Shock Wave by John Sandford
Reviewed by Gerti
John
Sandford has already written more than a half dozen Virgil Flowers’
novels, and I feel the need to show you why I love, love, love this
character. John Sandford paints Flowers as a surfer-dude-looking
detective with an attitude to match. His penchant for wearing vintage
rock band T-shirts and charming the ladies belies his razor sharp
skill at winkling out criminals. Given your own personal taste, that
can leave you interested or high and dry.
But
the gift of a really good writer is that even if you don’t like the
protagonist, relate to him, or want to date him, the plots are
peopled with other fascinating people, and in Sandford’s case,
those other people are clever as hell. Witness a line from an angry
book-store owner at a city council meeting: “You and that g-d crook
you’re married to would sell your children for ten dollars and a
rubber tire…” Or here again, from the billionaire owner of a
Walmart analog chain of stores: “Virgil, we’re clean as a
spinster’s skirt on this thing.” And with an ensemble cast like
that, Sandford’s “Shock Wave” is pretty near irresistible.
This
is really one of Sandford’s best works. The plot is amazingly
complex, like Flowers himself, as Sandford runs a convoluted shell
game with suspects in a series of bombings. He gets you breathing
hard for one supposed villain, and then shows you how that fellow was
only set up by the real bomber. And then he does it again. It’s a
strip-tease of suspects, with Flowers constantly convincing you it’s
one guy, and then getting a feeling that he’s been led astray. Then
you’re off on the trail of another fellow who looks good to be the
killer. And then Sandford pulls the rug out from under you again.

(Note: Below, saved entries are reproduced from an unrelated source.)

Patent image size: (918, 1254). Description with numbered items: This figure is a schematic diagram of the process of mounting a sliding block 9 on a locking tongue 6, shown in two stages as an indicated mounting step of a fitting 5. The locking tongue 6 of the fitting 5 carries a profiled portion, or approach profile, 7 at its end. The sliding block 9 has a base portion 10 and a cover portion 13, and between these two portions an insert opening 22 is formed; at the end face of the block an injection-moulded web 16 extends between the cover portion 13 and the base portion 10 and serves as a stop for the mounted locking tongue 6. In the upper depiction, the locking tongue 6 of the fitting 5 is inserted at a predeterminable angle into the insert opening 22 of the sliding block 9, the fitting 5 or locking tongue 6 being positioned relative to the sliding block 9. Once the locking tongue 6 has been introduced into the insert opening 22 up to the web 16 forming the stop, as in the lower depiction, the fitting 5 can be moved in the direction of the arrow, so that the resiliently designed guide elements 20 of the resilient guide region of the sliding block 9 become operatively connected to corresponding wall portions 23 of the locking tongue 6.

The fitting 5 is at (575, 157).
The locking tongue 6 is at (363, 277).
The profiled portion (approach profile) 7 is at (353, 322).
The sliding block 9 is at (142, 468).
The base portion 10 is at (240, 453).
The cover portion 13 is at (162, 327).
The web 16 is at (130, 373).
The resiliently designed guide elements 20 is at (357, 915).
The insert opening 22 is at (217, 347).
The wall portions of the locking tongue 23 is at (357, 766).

It’s thrilling, and all-consuming. How can you put down a book like
that?
I’ll
summarize the plot quickly. Willard Pye owns a chain of Walmart-like
stores, and plans to open another in tiny Butternut Falls, Minnesota.
But first a bomb goes off at Pye’s birthday party, right before a
board meeting. Then another goes off at the Butternut Falls work
site. Before long, Virgil’s even got a pipe bomb go off in the boat
he took with him to town to run the investigation, just so he can
think while he fishes. Other people are killed by bombs, there is a
scandal with the city council and the mayor who accepted payoffs from
the large corporation to change some zoning. Everyone is sleeping
with everyone else’s wife (except for Virgil, who gets dumped by
his sheriff girlfriend, Lee Coakley) and Virgil has some real
inspirational moments in the investigation. But the bomber is too
smart for him for a long time, until he starts following the money…
It
is rare for me to find books that are so good I want to read them
again immediately, but “Shock Wave” is one of those books. I find
it fascinating that Virgil befriended the bomber early, and want to
re-read those scenes of their conversations for clues. One thing is
certain, though. The strength of this “Shock Wave” will keep me
following Virgil Flowers novels for some time to come.